Pada saat-saat seperti sekarang, sulit dipercaya bahwa, tidak sampai delapan pekan lalu, museum nyaris saja tutup untuk selamanya. Yang malah lebih sulit dipercaya, Sam, Thomas, Max, dan Pippa hampir kehilangan nyawa di tangan Nicholas Rattigan: ilmuwan, buron, dan monster, yang satu dari sekian banyak kejahatannya adalah membunuh orangtua kandung Sam. Sulit untuk memercayai apa pun selain yang tampak saat ini, yakni hari yang indah dan museum bobrok nan nyaman, yang bagi seluruh penampil sudah sefamilier selop lawas, saking seringnya terinjak-injak sehingga berbentuk persis seperti kaki si pemakai. Bahkan Caroline dan Quinn, si Kembar Albino, sedang damai di dalam harmoni—padahal jarang-jarang—duduk berdampingan, kening mereka bersentuhan, mengepangkan rambut putih panjang satu sama lain dan menyenandungkan Happy Days Are Here Again secara bergantian.

Bagi Sam, kepedihan karena kehilangan orangtua—yang dia tahu menyayanginya semasa mereka masih hidup—diredakan oleh rasa lega karena kini dia tahu pasti bukan dirinyalah yang bersalah atas kematian mereka, sebagaimana yang dia takutkan selama ini. Lagi pula, sekarang setelah dia tahu nama mereka—Priscilla dan Joe—dia bisa betul-betul berduka atas kepergian mereka. Itulah yang Sam lakukan, hingga duka sekadar menyisakan denyut-denyut kebas belaka, seakan hatinya adalah sepatu dan kenangan akan orangtuanya adalah sebutir kerikil yang tersangkut dalam-dalam di sana.

Anehnya, perasaan itu justru membuat nyaman. Karena kehilangan seseorang sama artinya dengan memiliki orang terdekat yang bisa membuat kita merasa kehilangan.

“Sekarang giliran siapa?” tanya Sam kepada Thomas sambil menjatuhkan diri ke karpet. Ronde terakhir dimenangi Thomas. Berkat langkah briliannya dengan menggunakan pena bulu (yang konon dipakai Thomas Jefferson untuk menandatangani Deklarasi Kemerdekaan Amerika Serikat) untuk menulis ulang aturan sementara, alhasil memungkinkannya untuk mengambil kait perompak Sam dengan pin tentara AS yang bernilai lebih kecil.

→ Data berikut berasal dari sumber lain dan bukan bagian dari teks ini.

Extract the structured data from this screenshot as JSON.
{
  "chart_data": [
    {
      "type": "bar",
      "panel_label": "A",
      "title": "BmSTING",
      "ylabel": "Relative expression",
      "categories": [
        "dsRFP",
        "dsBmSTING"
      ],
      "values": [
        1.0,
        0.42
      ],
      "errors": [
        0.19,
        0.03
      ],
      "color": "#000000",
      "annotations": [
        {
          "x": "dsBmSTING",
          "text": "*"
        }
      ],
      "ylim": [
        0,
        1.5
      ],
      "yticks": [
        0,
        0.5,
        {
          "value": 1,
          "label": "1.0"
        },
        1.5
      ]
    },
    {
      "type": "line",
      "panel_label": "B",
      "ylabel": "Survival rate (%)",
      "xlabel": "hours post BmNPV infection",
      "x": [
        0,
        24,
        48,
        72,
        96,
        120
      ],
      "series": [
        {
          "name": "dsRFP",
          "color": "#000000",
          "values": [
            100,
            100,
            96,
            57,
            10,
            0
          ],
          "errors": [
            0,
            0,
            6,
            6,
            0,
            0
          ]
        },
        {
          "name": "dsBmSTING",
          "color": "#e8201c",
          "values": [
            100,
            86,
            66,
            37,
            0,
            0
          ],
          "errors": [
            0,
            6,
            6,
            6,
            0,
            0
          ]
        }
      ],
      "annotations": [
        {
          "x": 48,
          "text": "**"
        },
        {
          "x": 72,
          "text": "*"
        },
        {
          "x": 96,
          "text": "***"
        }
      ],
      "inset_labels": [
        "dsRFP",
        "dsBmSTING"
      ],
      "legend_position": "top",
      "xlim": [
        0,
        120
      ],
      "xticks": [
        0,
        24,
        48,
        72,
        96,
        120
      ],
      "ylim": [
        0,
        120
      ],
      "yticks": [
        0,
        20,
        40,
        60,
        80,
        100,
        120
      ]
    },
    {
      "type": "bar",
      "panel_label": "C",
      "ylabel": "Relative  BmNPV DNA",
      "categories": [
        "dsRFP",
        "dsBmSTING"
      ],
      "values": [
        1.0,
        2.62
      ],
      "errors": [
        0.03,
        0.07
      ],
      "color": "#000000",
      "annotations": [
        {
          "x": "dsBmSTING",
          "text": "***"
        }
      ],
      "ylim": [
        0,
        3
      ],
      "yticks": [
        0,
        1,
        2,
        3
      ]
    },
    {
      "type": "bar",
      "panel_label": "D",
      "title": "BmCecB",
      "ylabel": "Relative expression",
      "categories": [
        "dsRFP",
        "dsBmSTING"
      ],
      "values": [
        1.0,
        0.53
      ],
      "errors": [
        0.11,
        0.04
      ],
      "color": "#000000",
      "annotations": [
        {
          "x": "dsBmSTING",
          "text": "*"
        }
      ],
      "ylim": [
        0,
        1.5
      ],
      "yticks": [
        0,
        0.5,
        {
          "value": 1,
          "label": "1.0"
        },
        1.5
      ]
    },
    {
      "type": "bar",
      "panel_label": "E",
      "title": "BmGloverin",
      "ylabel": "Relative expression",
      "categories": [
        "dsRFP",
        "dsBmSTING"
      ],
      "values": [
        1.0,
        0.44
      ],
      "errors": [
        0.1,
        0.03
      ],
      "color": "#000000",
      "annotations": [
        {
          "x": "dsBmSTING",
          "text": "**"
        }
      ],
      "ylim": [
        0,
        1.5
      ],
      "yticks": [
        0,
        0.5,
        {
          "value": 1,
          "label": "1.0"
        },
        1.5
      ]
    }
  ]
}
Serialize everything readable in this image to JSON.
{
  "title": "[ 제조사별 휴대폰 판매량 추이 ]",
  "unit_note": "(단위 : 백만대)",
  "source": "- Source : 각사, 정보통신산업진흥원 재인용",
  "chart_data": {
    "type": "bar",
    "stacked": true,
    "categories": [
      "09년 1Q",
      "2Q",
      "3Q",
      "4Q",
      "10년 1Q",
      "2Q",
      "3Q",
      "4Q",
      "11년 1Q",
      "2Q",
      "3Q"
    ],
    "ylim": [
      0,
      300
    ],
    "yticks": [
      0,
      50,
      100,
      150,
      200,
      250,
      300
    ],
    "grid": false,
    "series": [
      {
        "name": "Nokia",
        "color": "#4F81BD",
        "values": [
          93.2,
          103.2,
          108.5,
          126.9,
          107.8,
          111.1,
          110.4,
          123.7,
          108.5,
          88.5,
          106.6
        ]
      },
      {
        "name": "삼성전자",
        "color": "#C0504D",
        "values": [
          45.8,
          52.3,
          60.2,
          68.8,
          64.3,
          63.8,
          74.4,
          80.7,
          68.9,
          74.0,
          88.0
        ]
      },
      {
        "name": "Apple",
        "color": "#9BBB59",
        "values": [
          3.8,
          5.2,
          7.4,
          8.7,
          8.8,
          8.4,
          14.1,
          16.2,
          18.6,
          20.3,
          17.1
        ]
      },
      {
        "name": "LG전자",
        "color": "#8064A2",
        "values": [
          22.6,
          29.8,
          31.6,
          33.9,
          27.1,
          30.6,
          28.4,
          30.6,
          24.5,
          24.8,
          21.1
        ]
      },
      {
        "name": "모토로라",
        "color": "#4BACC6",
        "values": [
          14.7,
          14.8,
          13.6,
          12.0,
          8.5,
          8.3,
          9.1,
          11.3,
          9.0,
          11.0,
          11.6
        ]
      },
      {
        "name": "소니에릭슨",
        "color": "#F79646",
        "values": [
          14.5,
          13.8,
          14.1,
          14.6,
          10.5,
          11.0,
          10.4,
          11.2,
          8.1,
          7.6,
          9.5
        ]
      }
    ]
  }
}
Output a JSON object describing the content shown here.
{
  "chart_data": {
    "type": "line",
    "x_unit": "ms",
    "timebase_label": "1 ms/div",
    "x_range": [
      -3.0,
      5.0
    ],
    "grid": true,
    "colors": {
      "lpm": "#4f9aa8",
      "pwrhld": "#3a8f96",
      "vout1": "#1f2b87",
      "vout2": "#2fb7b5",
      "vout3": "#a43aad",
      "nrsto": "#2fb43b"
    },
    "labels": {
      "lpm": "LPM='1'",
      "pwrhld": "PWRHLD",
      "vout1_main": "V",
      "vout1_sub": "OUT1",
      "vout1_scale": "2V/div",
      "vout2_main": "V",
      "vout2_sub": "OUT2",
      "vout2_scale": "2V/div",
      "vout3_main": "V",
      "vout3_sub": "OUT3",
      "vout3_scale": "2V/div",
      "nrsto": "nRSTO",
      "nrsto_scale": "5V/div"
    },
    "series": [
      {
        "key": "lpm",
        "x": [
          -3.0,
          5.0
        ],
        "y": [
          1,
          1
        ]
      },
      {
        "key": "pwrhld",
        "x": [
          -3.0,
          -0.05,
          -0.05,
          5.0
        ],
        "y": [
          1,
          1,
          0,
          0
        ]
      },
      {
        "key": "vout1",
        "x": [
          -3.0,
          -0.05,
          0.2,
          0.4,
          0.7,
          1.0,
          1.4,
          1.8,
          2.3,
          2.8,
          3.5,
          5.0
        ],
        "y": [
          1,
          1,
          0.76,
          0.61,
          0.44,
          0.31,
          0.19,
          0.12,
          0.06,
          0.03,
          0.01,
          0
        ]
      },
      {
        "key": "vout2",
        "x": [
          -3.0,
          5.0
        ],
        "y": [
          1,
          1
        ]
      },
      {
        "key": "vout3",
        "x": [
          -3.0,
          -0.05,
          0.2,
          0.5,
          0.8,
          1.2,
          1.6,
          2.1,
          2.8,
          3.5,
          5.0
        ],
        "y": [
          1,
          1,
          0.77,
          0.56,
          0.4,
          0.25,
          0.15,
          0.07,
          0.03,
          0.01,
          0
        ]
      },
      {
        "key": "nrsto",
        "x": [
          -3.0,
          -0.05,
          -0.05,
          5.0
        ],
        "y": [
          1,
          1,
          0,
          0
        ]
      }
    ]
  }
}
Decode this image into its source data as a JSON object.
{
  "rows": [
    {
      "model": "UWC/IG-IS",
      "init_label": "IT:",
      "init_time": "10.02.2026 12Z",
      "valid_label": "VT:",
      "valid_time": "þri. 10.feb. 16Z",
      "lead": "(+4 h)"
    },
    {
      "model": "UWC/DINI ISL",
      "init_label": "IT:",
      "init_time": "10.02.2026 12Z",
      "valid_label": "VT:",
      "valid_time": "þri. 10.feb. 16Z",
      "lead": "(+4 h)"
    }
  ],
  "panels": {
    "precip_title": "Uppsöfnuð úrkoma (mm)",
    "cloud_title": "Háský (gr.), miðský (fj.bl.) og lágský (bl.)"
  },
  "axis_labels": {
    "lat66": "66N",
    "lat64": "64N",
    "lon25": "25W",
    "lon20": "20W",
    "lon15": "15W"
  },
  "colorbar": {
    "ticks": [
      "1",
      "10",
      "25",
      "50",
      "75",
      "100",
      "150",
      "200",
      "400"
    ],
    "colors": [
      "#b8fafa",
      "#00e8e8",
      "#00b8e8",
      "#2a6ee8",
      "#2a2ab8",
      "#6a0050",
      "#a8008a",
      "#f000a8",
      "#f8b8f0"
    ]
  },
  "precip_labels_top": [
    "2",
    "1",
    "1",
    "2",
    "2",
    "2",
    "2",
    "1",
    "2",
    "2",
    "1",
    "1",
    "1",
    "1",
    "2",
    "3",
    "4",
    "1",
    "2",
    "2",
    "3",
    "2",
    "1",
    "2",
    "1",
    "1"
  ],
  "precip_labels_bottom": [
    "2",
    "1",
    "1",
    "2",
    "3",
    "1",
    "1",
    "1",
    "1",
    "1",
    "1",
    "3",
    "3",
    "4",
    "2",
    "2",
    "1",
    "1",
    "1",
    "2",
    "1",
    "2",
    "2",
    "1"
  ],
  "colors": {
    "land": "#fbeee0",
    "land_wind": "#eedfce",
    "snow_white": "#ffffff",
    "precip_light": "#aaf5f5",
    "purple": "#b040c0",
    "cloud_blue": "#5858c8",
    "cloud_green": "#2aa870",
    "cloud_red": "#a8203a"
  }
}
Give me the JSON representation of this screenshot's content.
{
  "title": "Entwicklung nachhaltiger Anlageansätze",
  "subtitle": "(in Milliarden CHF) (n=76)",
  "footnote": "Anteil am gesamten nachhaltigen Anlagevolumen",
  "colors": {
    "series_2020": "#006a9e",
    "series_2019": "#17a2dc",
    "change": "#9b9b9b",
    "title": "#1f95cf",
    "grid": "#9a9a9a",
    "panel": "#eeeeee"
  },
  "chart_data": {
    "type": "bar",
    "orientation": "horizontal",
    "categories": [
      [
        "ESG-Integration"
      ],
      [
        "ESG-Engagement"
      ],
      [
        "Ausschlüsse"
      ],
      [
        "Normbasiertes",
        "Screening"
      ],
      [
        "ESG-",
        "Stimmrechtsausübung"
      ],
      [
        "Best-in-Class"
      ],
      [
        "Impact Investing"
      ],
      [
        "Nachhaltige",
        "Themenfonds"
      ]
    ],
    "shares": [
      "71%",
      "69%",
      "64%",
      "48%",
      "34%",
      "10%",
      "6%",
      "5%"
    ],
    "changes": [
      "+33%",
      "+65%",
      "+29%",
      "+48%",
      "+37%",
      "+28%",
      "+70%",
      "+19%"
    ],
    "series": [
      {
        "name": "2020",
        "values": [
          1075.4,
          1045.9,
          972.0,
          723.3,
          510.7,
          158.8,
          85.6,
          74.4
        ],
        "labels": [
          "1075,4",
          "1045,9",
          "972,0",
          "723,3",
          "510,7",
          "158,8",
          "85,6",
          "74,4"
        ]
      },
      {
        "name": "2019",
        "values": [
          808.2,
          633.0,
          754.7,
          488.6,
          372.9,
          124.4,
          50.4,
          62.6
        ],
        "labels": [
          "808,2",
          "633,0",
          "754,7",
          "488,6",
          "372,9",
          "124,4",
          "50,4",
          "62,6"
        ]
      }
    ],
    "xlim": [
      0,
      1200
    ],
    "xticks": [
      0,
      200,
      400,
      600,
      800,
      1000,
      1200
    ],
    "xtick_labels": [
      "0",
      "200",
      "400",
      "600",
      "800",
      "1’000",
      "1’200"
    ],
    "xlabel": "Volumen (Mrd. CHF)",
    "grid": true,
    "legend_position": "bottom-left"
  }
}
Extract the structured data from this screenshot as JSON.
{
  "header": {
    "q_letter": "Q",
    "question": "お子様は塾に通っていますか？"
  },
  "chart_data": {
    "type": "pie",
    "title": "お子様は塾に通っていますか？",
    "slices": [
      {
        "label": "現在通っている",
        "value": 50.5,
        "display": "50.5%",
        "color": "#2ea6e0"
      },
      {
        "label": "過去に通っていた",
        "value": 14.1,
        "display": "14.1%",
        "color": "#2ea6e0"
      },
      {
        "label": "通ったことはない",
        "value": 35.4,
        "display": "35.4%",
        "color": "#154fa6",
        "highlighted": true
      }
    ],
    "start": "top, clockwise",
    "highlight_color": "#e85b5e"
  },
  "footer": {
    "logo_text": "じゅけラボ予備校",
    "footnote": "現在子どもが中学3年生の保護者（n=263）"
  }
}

Namun, Thomas rupanya sudah bosan dengan permainan itu. Buku mahabesar terbuka di pangkuannya. Sam menangkap judulnya sekilas: Senyawa Kimia dan Terapan Praktisnya. “Lupakan permainan ini,” kata Thomas kesal. “Kita tidak bisa bermain tanpa Pemundur. Kita nyatakan seri saja.”

“Akhirnya,” Max angkat bicara dari pojokan. Dia sedang duduk di kursi berlengan favoritnya—besar dan luar biasa nyaman, terkecuali karena tonjolan pegas yang menyembul di sana sini—sambil memoles pisau-pisaunya. “Kalau aku harus mendengarkan kalian mempertengkarkan aturan permainan lagi, bisa-bisa kuiris telingaku sendiri.”

Sam merasakan wajahnya memanas, sebagaimana yang sering terjadi akhir-akhir ini kapan pun Max berbicara kepadanya—sekalipun anak perempuan itu jarang mengucapkan yang baik-baik. Sejak Howie si Manusia Burung Hantu, yang memiliki kemampuan menyebalkan memutar kepalanya nan sempurna sampai 180 derajat, muncul kemudian berhenti tiba-tiba (atau, lebih tepatnya, didepak) dari museum, Max malah lebih ketus daripada biasanya. Sam tidak tahu apakah Max malu karena sempat naksir Howie, murka karena Howie mengkhianati mereka, atau masih sedih karena pemuda itu pergi. Sam amat sangat berharap semoga bukan yang terakhir.

“Diam, kalian semua.” Pippa sedang telungkup di sofa, beralaskan selimut rajutan kasar yang konon adalah milik Geronimo. “Aku tidak bisa mendengar apa-apa.” Dia lantas menggapai kenop radio untuk mengeraskan volume.